We realised there was a problem of definition ourselves at the beginning of last year. It was at the point when Bill Gates decided to join us, after describing his vision of Creative Capitalism at Davos.
http://www.p-ced.com/info/se/
We make the point that there's a social dimension to most forms of enterprise, with perhaps exception of organised crime. What really matters is, whether we're prepared to help each other achieve common goals.
The heart of the matter, I believe is that there's far too much effort being invested in distancing from each other in the clamour for recognition.
In the context of the model, the vision of a business for social purpose has become reality since 1996. First in the UK with the CIC form and more recently in the L3C model in the US.
Jeff Mowatt
People-Centered Economic Development
p-ced.com
people-centered.net
Catherine Rustomji is right
Catherine Rustomji is right about people being confused about social enterprise legal structures.
I was involved a few years ago in a research project for Social Firms UK that revealed that over half of all the social enterprises surveyed were disatisfied with their legal structure.

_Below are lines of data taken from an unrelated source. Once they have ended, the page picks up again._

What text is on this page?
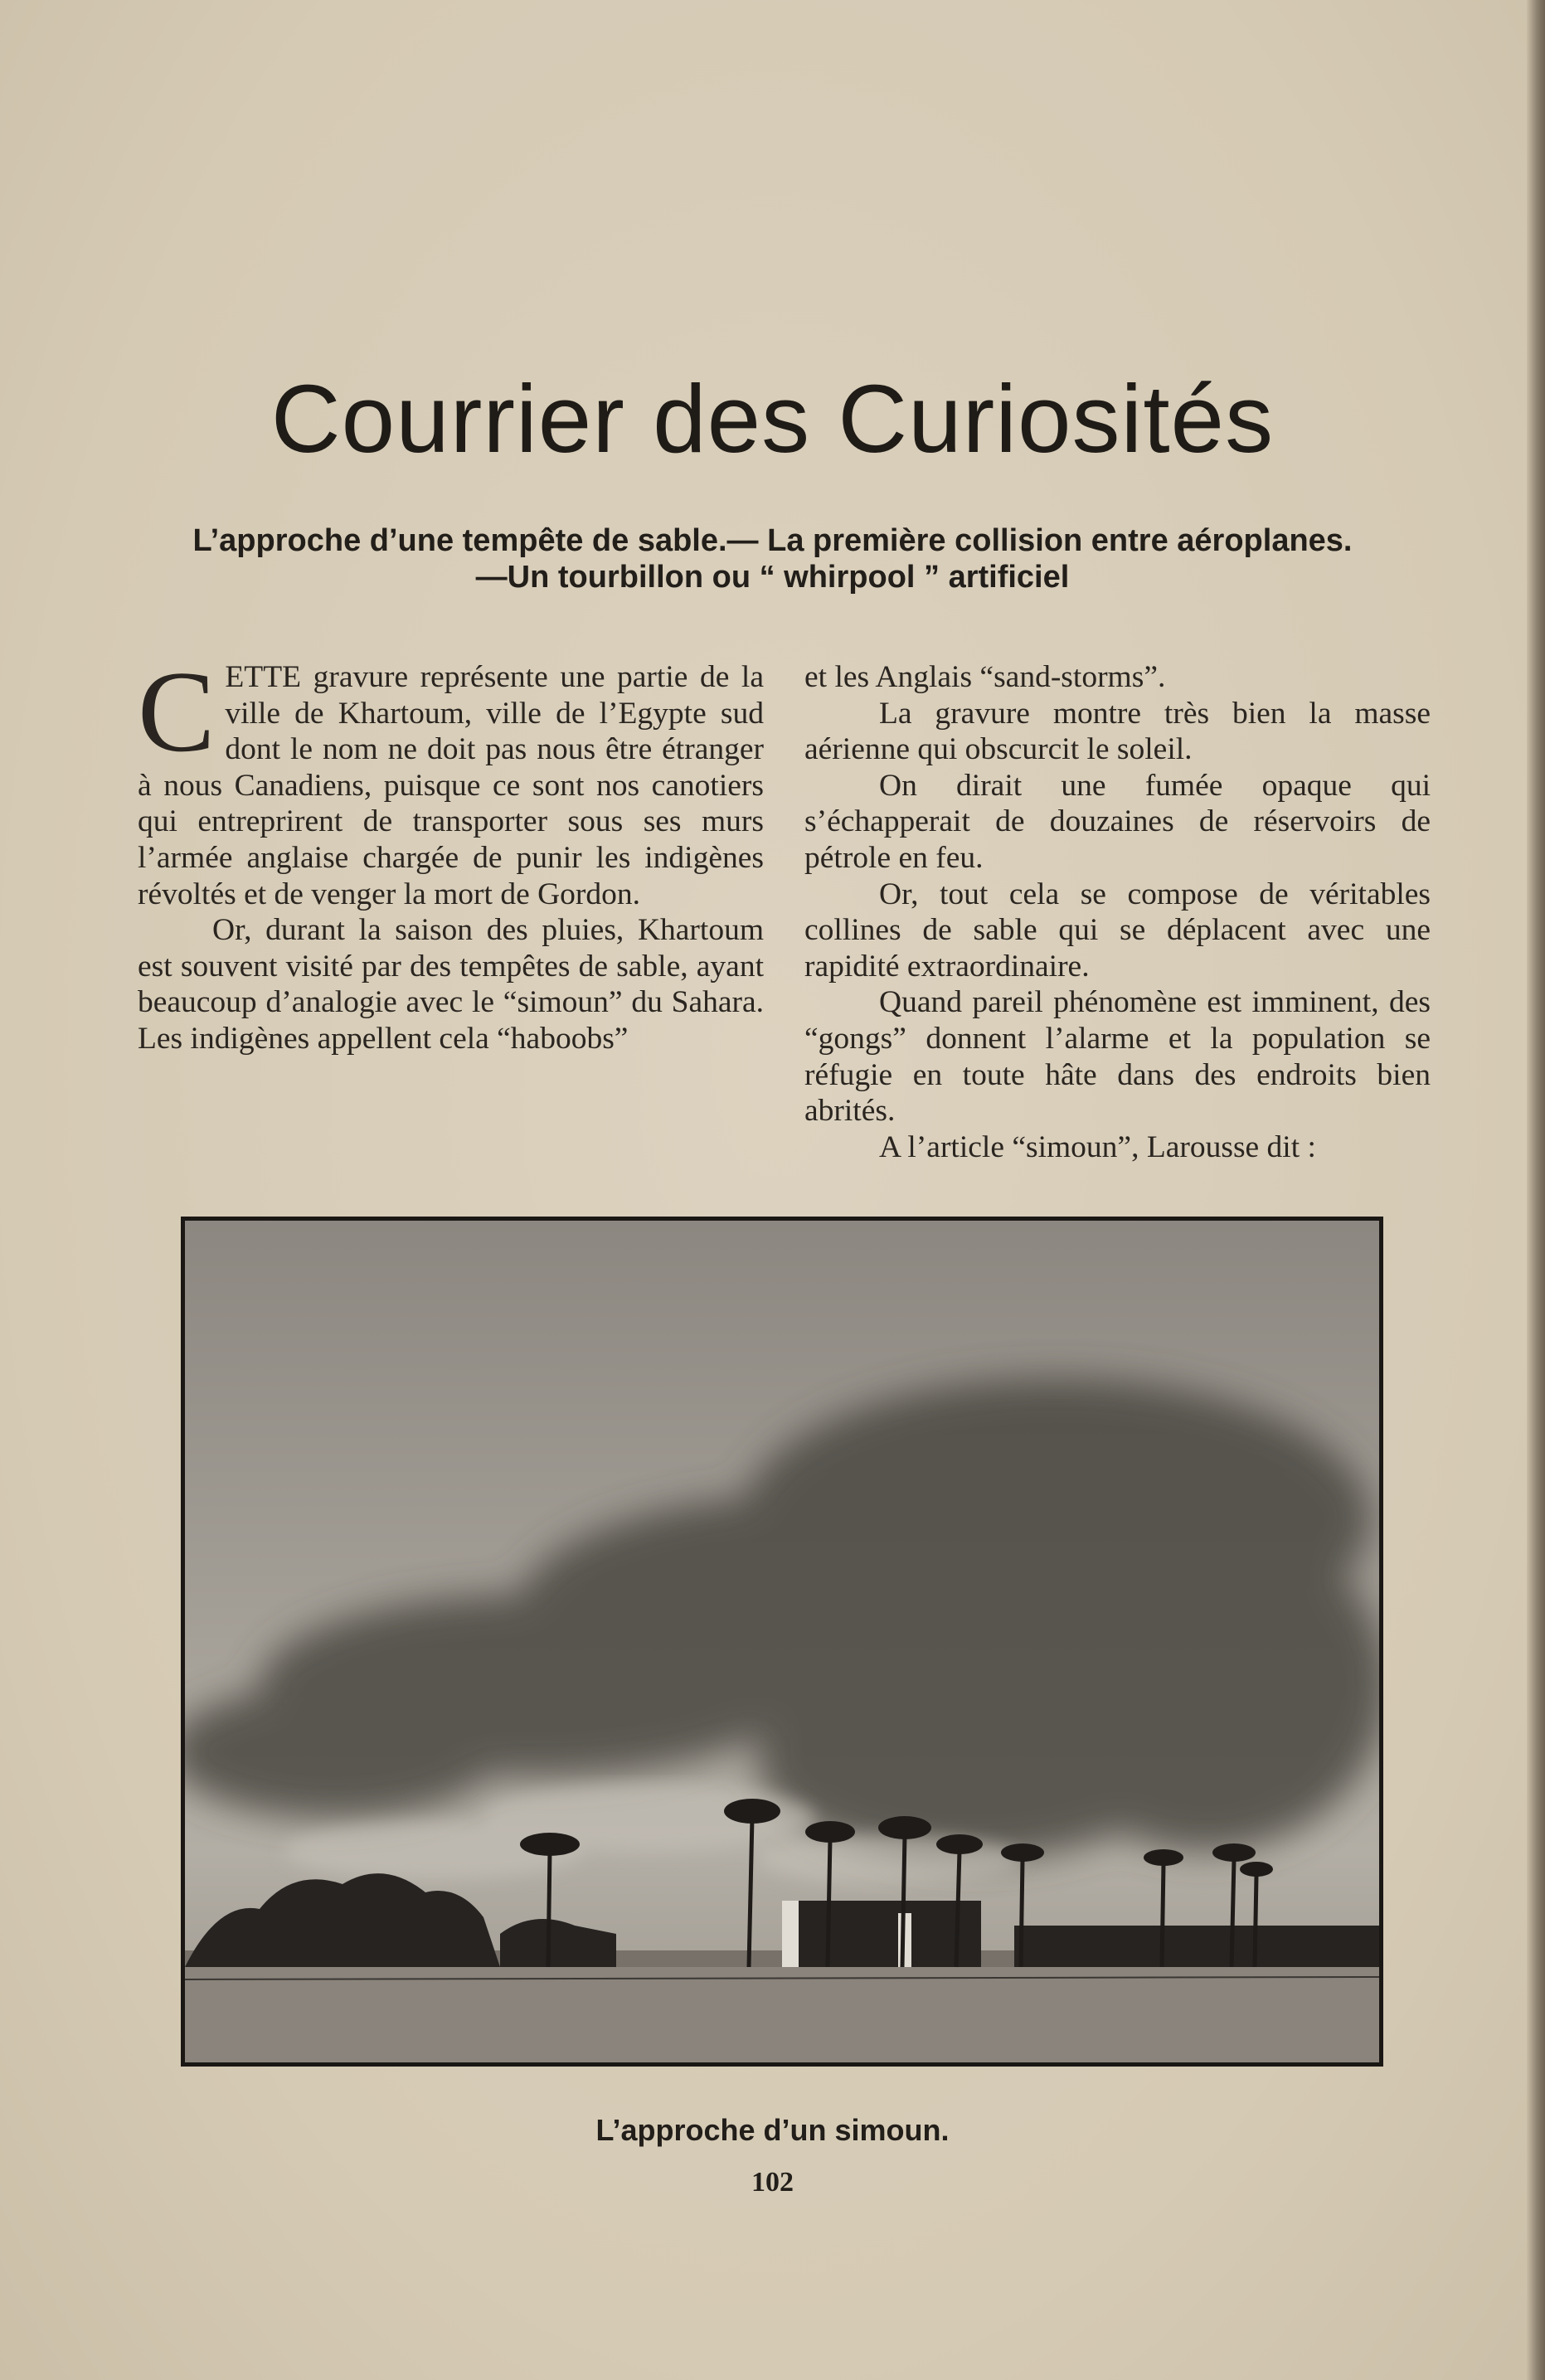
Courrier des Curiosités
L’approche d’une tempête de sable.— La première collision entre aéroplanes.
—Un tourbillon ou “ whirpool ” artificiel

CETTE gravure représente une partie de la ville de Khartoum, ville de l’Egypte sud dont le nom ne doit pas nous être étranger à nous Canadiens, puisque ce sont nos canotiers qui entreprirent de transporter sous ses murs l’armée anglaise chargée de punir les indigènes révoltés et de venger la mort de Gordon.

Or, durant la saison des pluies, Khartoum est souvent visité par des tempêtes de sable, ayant beaucoup d’analogie avec le “simoun” du Sahara. Les indigènes appellent cela “haboobs”

et les Anglais “sand-storms”.

La gravure montre très bien la masse aérienne qui obscurcit le soleil.

On dirait une fumée opaque qui s’échapperait de douzaines de réservoirs de pétrole en feu.

Or, tout cela se compose de véritables collines de sable qui se déplacent avec une rapidité extraordinaire.

Quand pareil phénomène est imminent, des “gongs” donnent l’alarme et la population se réfugie en toute hâte dans des endroits bien abrités.

A l’article “simoun”, Larousse dit :

L’approche d’un simoun.
102
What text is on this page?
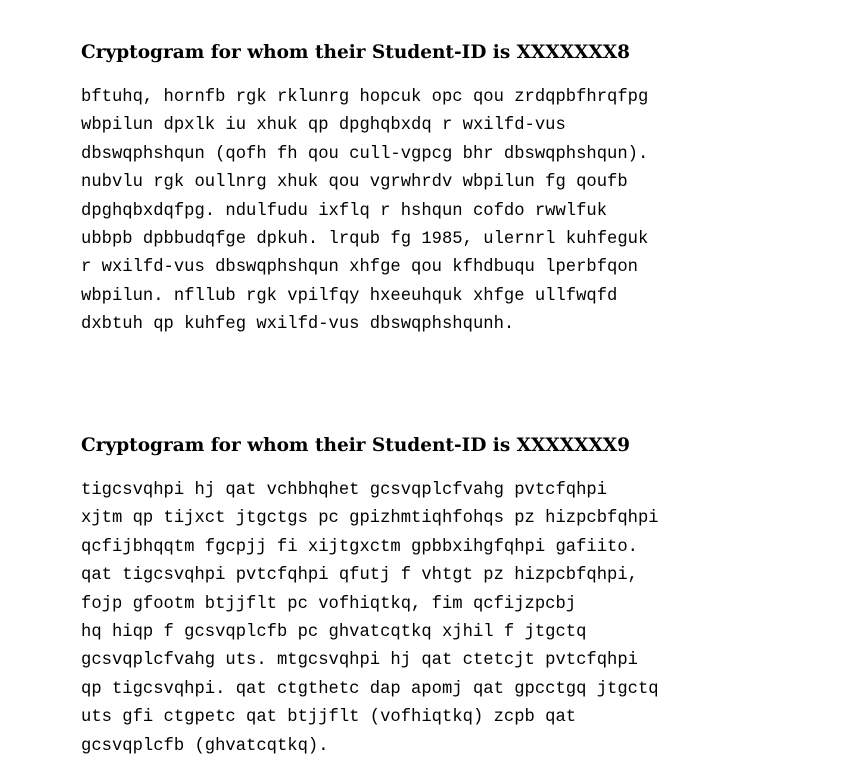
Cryptogram for whom their Student-ID is XXXXXXX8
bftuhq, hornfb rgk rklunrg hopcuk opc qou zrdqpbfhrqfpg
wbpilun dpxlk iu xhuk qp dpghqbxdq r wxilfd-vus
dbswqphshqun (qofh fh qou cull-vgpcg bhr dbswqphshqun).
nubvlu rgk oullnrg xhuk qou vgrwhrdv wbpilun fg qoufb
dpghqbxdqfpg. ndulfudu ixflq r hshqun cofdo rwwlfuk
ubbpb dpbbudqfge dpkuh. lrqub fg 1985, ulernrl kuhfeguk
r wxilfd-vus dbswqphshqun xhfge qou kfhdbuqu lperbfqon
wbpilun. nfllub rgk vpilfqy hxeeuhquk xhfge ullfwqfd
dxbtuh qp kuhfeg wxilfd-vus dbswqphshqunh.
Cryptogram for whom their Student-ID is XXXXXXX9
tigcsvqhpi hj qat vchbhqhet gcsvqplcfvahg pvtcfqhpi
xjtm qp tijxct jtgctgs pc gpizhmtiqhfohqs pz hizpcbfqhpi
qcfijbhqqtm fgcpjj fi xijtgxctm gpbbxihgfqhpi gafiito.
qat tigcsvqhpi pvtcfqhpi qfutj f vhtgt pz hizpcbfqhpi,
fojp gfootm btjjflt pc vofhiqtkq, fim qcfijzpcbj
hq hiqp f gcsvqplcfb pc ghvatcqtkq xjhil f jtgctq
gcsvqplcfvahg uts. mtgcsvqhpi hj qat ctetcjt pvtcfqhpi
qp tigcsvqhpi. qat ctgthetc dap apomj qat gpcctgq jtgctq
uts gfi ctgpetc qat btjjflt (vofhiqtkq) zcpb qat
gcsvqplcfb (ghvatcqtkq).
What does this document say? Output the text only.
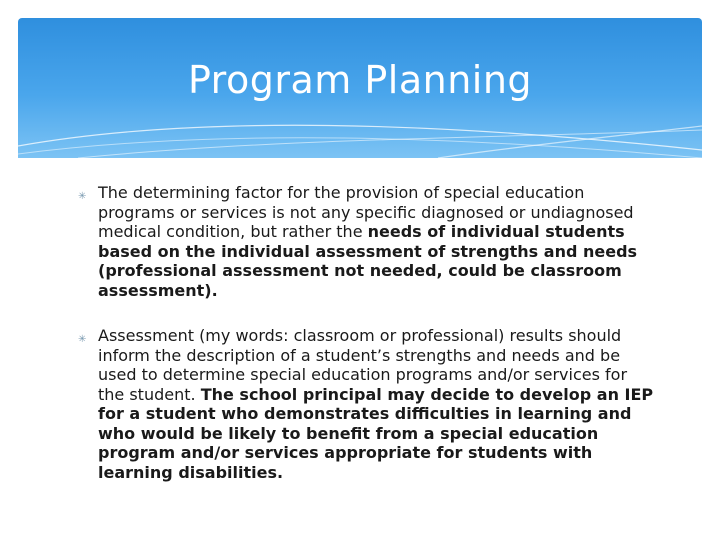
Program Planning
✳ The determining factor for the provision of special education programs or services is not any specific diagnosed or undiagnosed medical condition, but rather the needs of individual students based on the individual assessment of strengths and needs (professional assessment not needed, could be classroom assessment).
✳ Assessment (my words: classroom or professional) results should inform the description of a student’s strengths and needs and be used to determine special education programs and/or services for the student. The school principal may decide to develop an IEP for a student who demonstrates difficulties in learning and who would be likely to benefit from a special education program and/or services appropriate for students with learning disabilities.
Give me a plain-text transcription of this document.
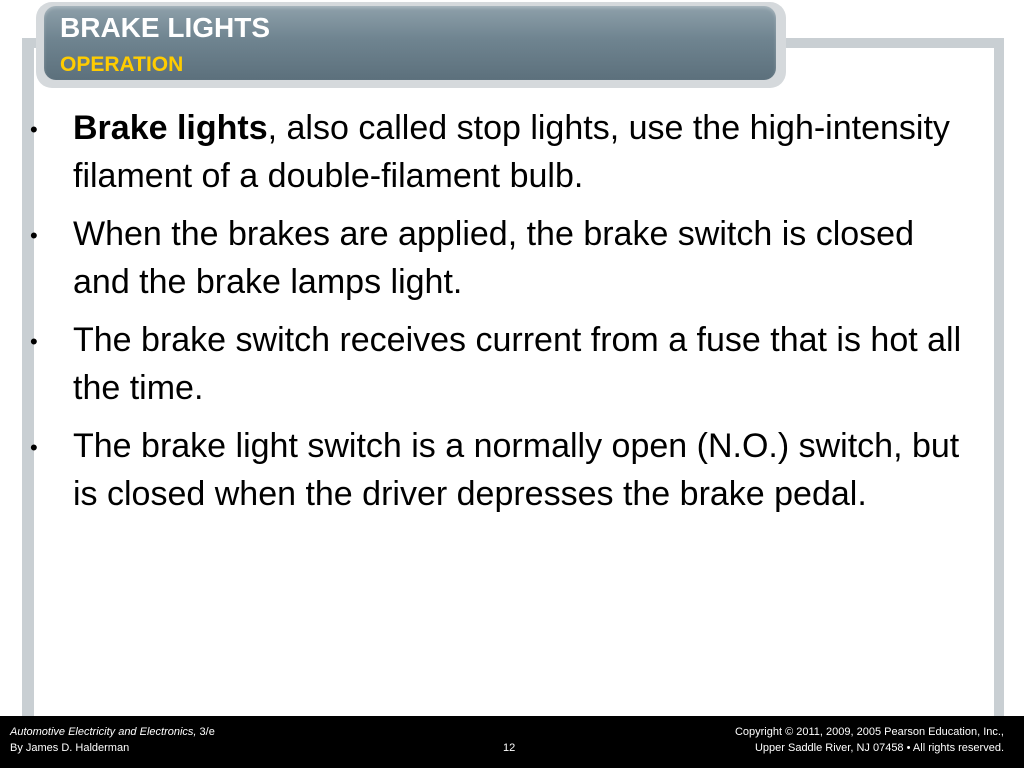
BRAKE LIGHTS
OPERATION
• Brake lights, also called stop lights, use the high-intensity filament of a double-filament bulb.
• When the brakes are applied, the brake switch is closed and the brake lamps light.
• The brake switch receives current from a fuse that is hot all the time.
• The brake light switch is a normally open (N.O.) switch, but is closed when the driver depresses the brake pedal.
Automotive Electricity and Electronics, 3/e
By James D. Halderman	12
Copyright © 2011, 2009, 2005 Pearson Education, Inc.,
Upper Saddle River, NJ 07458 • All rights reserved.
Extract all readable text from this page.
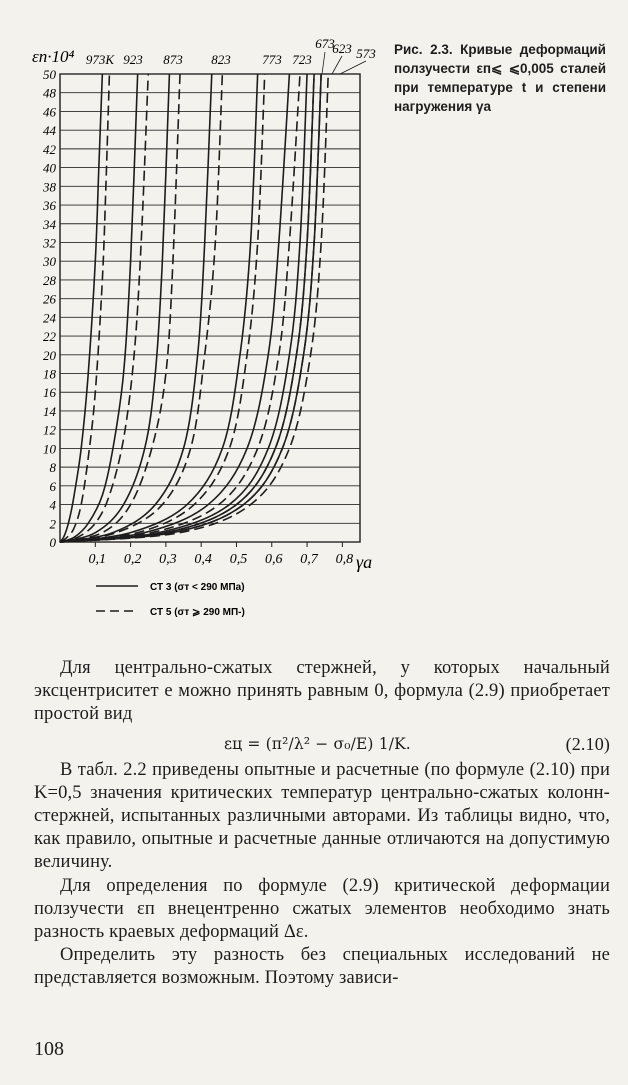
0
2
4
6
8
10
12
14
16
18
20
22
24
26
28
30
32
34
36
38
40
42
44
46
48
50
0,1 0,2 0,3 0,4 0,5 0,6 0,7 0,8
973K 923 873 823 773 723
673
623 573
εп·10⁴
γa
СТ 3 (σт < 290 МПа)
СТ 5 (σт ⩾ 290 МП-)
Рис. 2.3. Кривые деформаций ползучести εп⩽ ⩽0,005 сталей при температуре t и степени нагружения γa

Для центрально-сжатых стержней, у которых начальный эксцентриситет e можно принять равным 0, формула (2.9) приобретает простой вид

εц = (π²/λ² − σ₀/E) 1/K.	(2.10)

В табл. 2.2 приведены опытные и расчетные (по формуле (2.10) при K=0,5 значения критических температур центрально-сжатых колонн-стержней, испытанных различными авторами. Из таблицы видно, что, как правило, опытные и расчетные данные отличаются на допустимую величину.

Для определения по формуле (2.9) критической деформации ползучести εп внецентренно сжатых элементов необходимо знать разность краевых деформаций Δε.

Определить эту разность без специальных исследований не представляется возможным. Поэтому зависи-

108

To quote myself, "we have 49 questionnaires full of misconceptions that demonstrate confusion before they tell us anything else."
The problem is that there is NO proper advice/support infrastructure for this - social entrepreneurs have to rely either, on the one hand, on local solicitors - who know the structures but usually do not really understand social enterprise - and crucially lack the experience to advise on how reshaping a business model can make a better choice of legal structure possible - and on the other hand development workers who know social enterprise well enough but usually have a limted understanding of legal structures, especially options less used in the third sector like share companies.
Yet it would be relatively cheap and simple to develop a clear, structured discussion and development process to take an individual or group from their broad vision and business planning through a series of logical steps to the right organisational structure.
A written methodology, with supporting case studies and
background knowledge materials could, in the hands of a very small network of selected regional facilitators, provide a properly structured organisational structure development process for social enterprises, and sweep away much of the current confusion.